Starting from the microscopic interaction of a particular system, few-body methods are used to solve the Schroedinger equation in order to study the peculiarities of the dynamics when more than two particles are interacting. In the case of nuclear physics the characteristics and origin of nuclear forces have long be debated. At the end of the nineties a number of realistic potentials have appeared with the characteristic to describe the nucleon-nucleon world data with a χ2/per datum close to one. New ideas have also appeared using effective interactions based on the symmetries of QCD, and providing a link to the fundamental theory of the strong interaction in a systematic way. Great efforts have been done, and are at present done, by the few-body community to analyze the capability of all these interactions to describe the few-body nuclear dynamics, trying to minimize the error in the solution of the quantum mechanical problem, which could taint the comparison with experimental data and invalidate conclusions.

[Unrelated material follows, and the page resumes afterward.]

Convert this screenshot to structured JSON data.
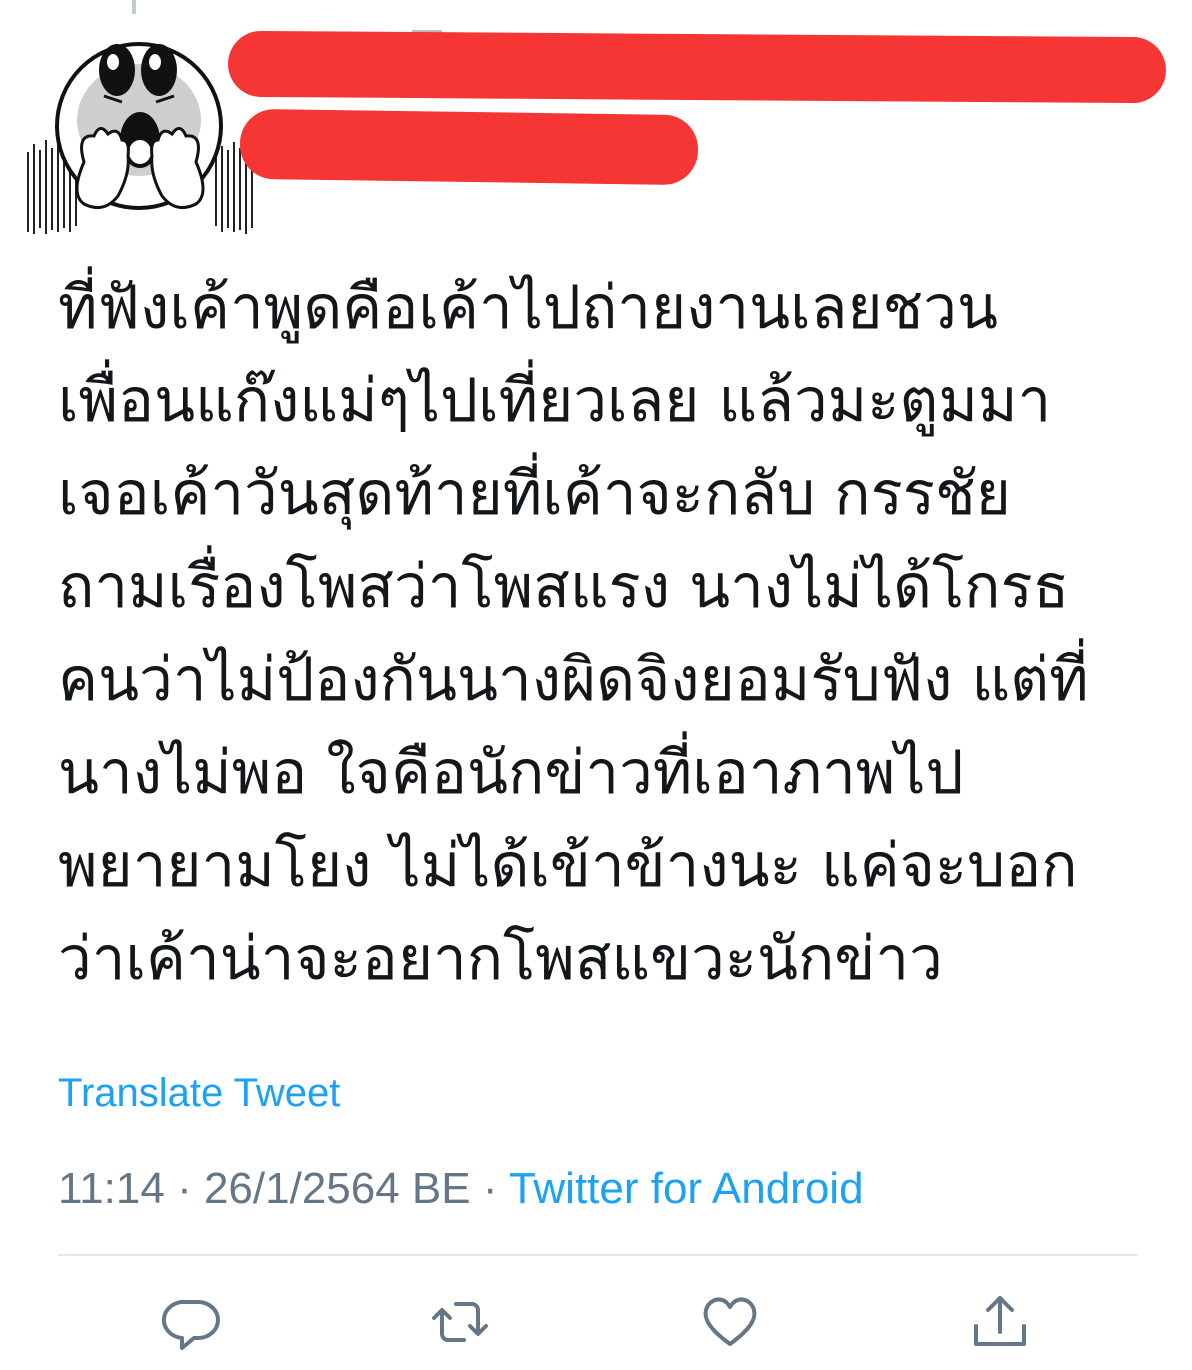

The intention of the course is to discuss different methods used to describe few-nucleon systems including a brief introduction to the theory the nuclear interaction (nucleon-nucleon and three-nucleon forces). Though in nuclear physics even the case A = 2 is not trivial (realistic forces couple different orbital angular momentum states), the main part of the course will focus on the A = 3 and 4 nucleon systems. The Faddeev and Faddeev-Yakubovsky equations as well as methods using expansion basis will be illustrated and solved in particular cases. The intense numerical treatment needed for the solution will be explained giving several examples. A particular attention will be given to the description of observables using the numerical solution of the equations for bound or scattering states. In the last part of the course the methods will be extended to describe few-body reactions with external probes. During the lessons all the arguments will be complemented with exercises and examples devoted to allow the students to attack these problems by themselves. Possible extensions of the methods to larger systems and/or non-nuclear systems will be also discussed.